Curiosity: The Doorway to Truth
Why did you play with the food and not eat it like I told you?
This is what my father asks my toddler, and the answer, if we think about it, is simple: curiosity.
Curiosity is so deeply embedded in us that we often overlook it. It’s why we reach out, touch, and explore. I touch things because they’re interesting. I engage with the world because I enjoy interacting with it.
This impulse to explore and interact is more quintessentially human than any scientific breakthrough, legal framework, or moral philosophy. Our own experiences—our own truths—are the foundation for higher-level reasoning and meaningful social coordination. We seek more of our truth, not less, and we trust our innate ability to interpret it to build our understanding of the world.
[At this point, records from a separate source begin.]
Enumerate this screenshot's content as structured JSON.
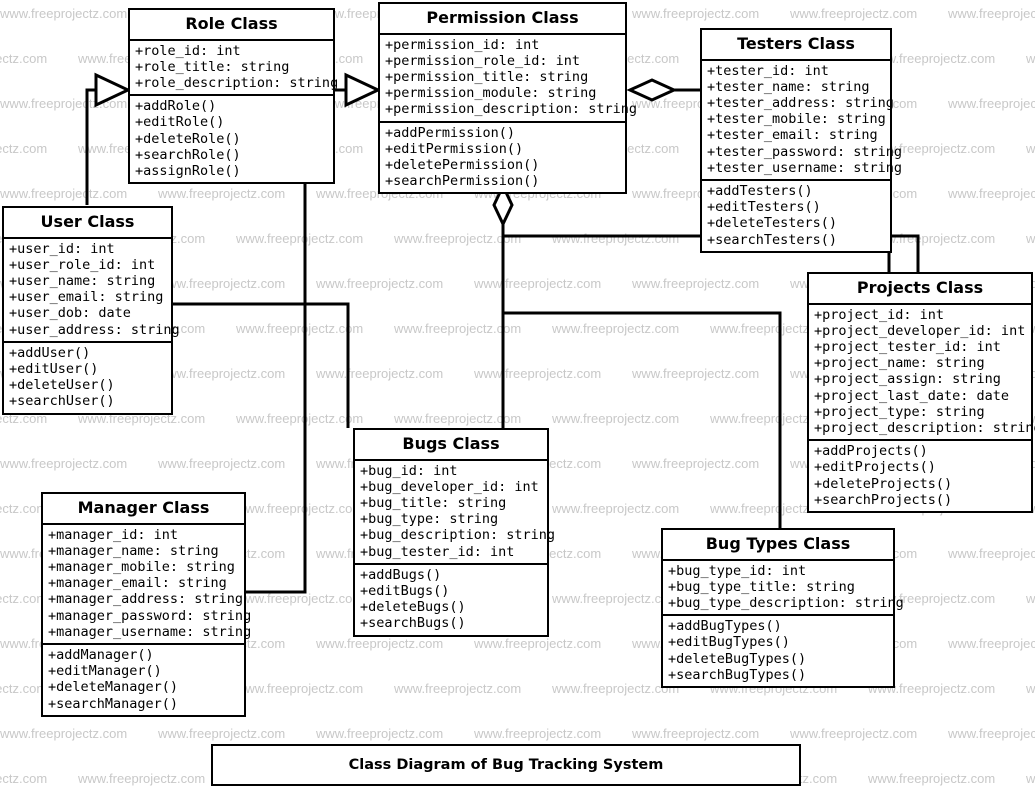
{
  "diagram": {
    "caption": "Class Diagram of Bug Tracking System",
    "watermark_text": "www.freeprojectz.com",
    "line_color": "#000000",
    "box_fill": "#ffffff",
    "watermark_color": "#c8c8c8"
  },
  "classes": {
    "role": {
      "title": "Role Class",
      "attributes": [
        "+role_id: int",
        "+role_title: string",
        "+role_description: string"
      ],
      "methods": [
        "+addRole()",
        "+editRole()",
        "+deleteRole()",
        "+searchRole()",
        "+assignRole()"
      ]
    },
    "permission": {
      "title": "Permission Class",
      "attributes": [
        "+permission_id: int",
        "+permission_role_id: int",
        "+permission_title: string",
        "+permission_module: string",
        "+permission_description: string"
      ],
      "methods": [
        "+addPermission()",
        "+editPermission()",
        "+deletePermission()",
        "+searchPermission()"
      ]
    },
    "testers": {
      "title": "Testers Class",
      "attributes": [
        "+tester_id: int",
        "+tester_name: string",
        "+tester_address: string",
        "+tester_mobile: string",
        "+tester_email: string",
        "+tester_password: string",
        "+tester_username: string"
      ],
      "methods": [
        "+addTesters()",
        "+editTesters()",
        "+deleteTesters()",
        "+searchTesters()"
      ]
    },
    "user": {
      "title": "User Class",
      "attributes": [
        "+user_id: int",
        "+user_role_id: int",
        "+user_name: string",
        "+user_email: string",
        "+user_dob: date",
        "+user_address: string"
      ],
      "methods": [
        "+addUser()",
        "+editUser()",
        "+deleteUser()",
        "+searchUser()"
      ]
    },
    "projects": {
      "title": "Projects Class",
      "attributes": [
        "+project_id: int",
        "+project_developer_id: int",
        "+project_tester_id: int",
        "+project_name: string",
        "+project_assign: string",
        "+project_last_date: date",
        "+project_type: string",
        "+project_description: string"
      ],
      "methods": [
        "+addProjects()",
        "+editProjects()",
        "+deleteProjects()",
        "+searchProjects()"
      ]
    },
    "bugs": {
      "title": "Bugs Class",
      "attributes": [
        "+bug_id: int",
        "+bug_developer_id: int",
        "+bug_title: string",
        "+bug_type: string",
        "+bug_description: string",
        "+bug_tester_id: int"
      ],
      "methods": [
        "+addBugs()",
        "+editBugs()",
        "+deleteBugs()",
        "+searchBugs()"
      ]
    },
    "manager": {
      "title": "Manager Class",
      "attributes": [
        "+manager_id: int",
        "+manager_name: string",
        "+manager_mobile: string",
        "+manager_email: string",
        "+manager_address: string",
        "+manager_password: string",
        "+manager_username: string"
      ],
      "methods": [
        "+addManager()",
        "+editManager()",
        "+deleteManager()",
        "+searchManager()"
      ]
    },
    "bugtypes": {
      "title": "Bug Types Class",
      "attributes": [
        "+bug_type_id: int",
        "+bug_type_title: string",
        "+bug_type_description: string"
      ],
      "methods": [
        "+addBugTypes()",
        "+editBugTypes()",
        "+deleteBugTypes()",
        "+searchBugTypes()"
      ]
    }
  },
  "relationships": [
    {
      "from": "user",
      "to": "role",
      "marker": "hollow-triangle"
    },
    {
      "from": "role",
      "to": "permission",
      "marker": "hollow-triangle"
    },
    {
      "from": "testers",
      "to": "permission",
      "marker": "hollow-diamond"
    },
    {
      "from": "permission",
      "to": "bugs",
      "marker": "hollow-diamond"
    },
    {
      "from": "permission",
      "to": "projects",
      "marker": "none"
    },
    {
      "from": "permission",
      "to": "bugtypes",
      "marker": "none"
    },
    {
      "from": "user",
      "to": "bugs",
      "marker": "none"
    },
    {
      "from": "role",
      "to": "manager",
      "marker": "none"
    }
  ]
}
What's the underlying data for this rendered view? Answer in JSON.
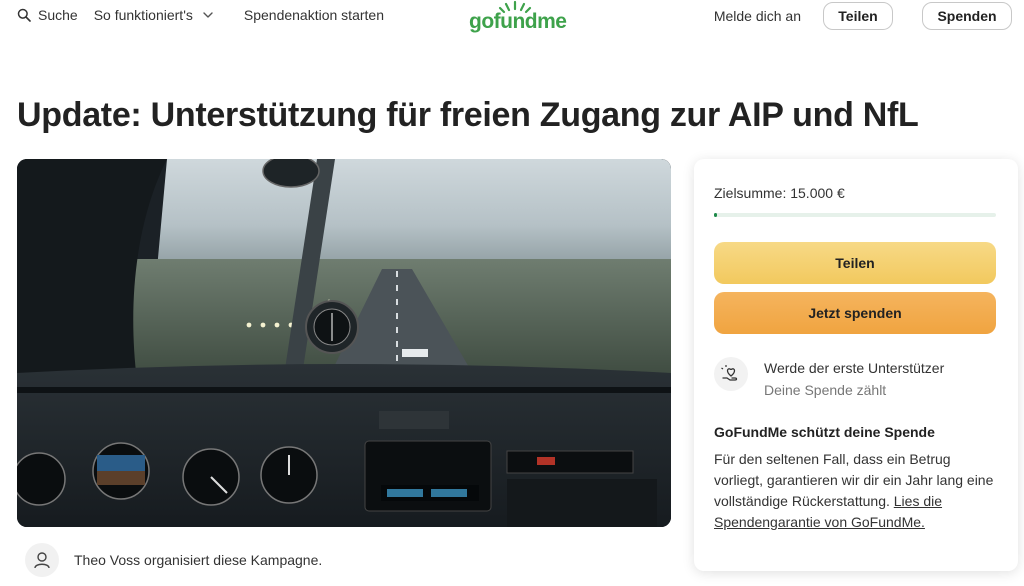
{
  "header": {
    "search_label": "Suche",
    "how_it_works_label": "So funktioniert's",
    "start_label": "Spendenaktion starten",
    "logo_text": "gofundme",
    "login_label": "Melde dich an",
    "share_label": "Teilen",
    "donate_label": "Spenden"
  },
  "page": {
    "title": "Update: Unterstützung für freien Zugang zur AIP und NfL"
  },
  "hero": {
    "icon": "cockpit-runway-photo"
  },
  "organizer": {
    "text": "Theo Voss organisiert diese Kampagne."
  },
  "card": {
    "goal_text": "Zielsumme: 15.000 €",
    "progress_fraction": 0.01,
    "share_button": "Teilen",
    "donate_button": "Jetzt spenden",
    "supporter_title": "Werde der erste Unterstützer",
    "supporter_subtitle": "Deine Spende zählt",
    "protection_title": "GoFundMe schützt deine Spende",
    "protection_body": "Für den seltenen Fall, dass ein Betrug vorliegt, garantieren wir dir ein Jahr lang eine vollständige Rückerstattung.",
    "protection_link": "Lies die Spendengarantie von GoFundMe."
  },
  "colors": {
    "brand_green": "#3ea24b",
    "share_yellow": "#f2c95e",
    "donate_orange": "#f0a440",
    "progress_green": "#1e8a4a"
  }
}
Yet, there’s a fine line between teaching conclusions and nurturing curiosity. When shared conclusions resonate with an individual’s intuitive truths, they strengthen the social fabric. But when conclusions are imposed as dogma—designed to shape intuition instead of emerging from it—they can distort the collective understanding of reality.
In asking that rhetorical question, my father reflects the Confucian tradition, which values ancestral order and societal harmony above all—even above reality itself. While this tradition has its merits, it also reminds me of a fundamental Enlightenment principle: truth rooted in reality is indispensable. This principle may be simple, even stereotypical, but it’s one I can’t imagine living without.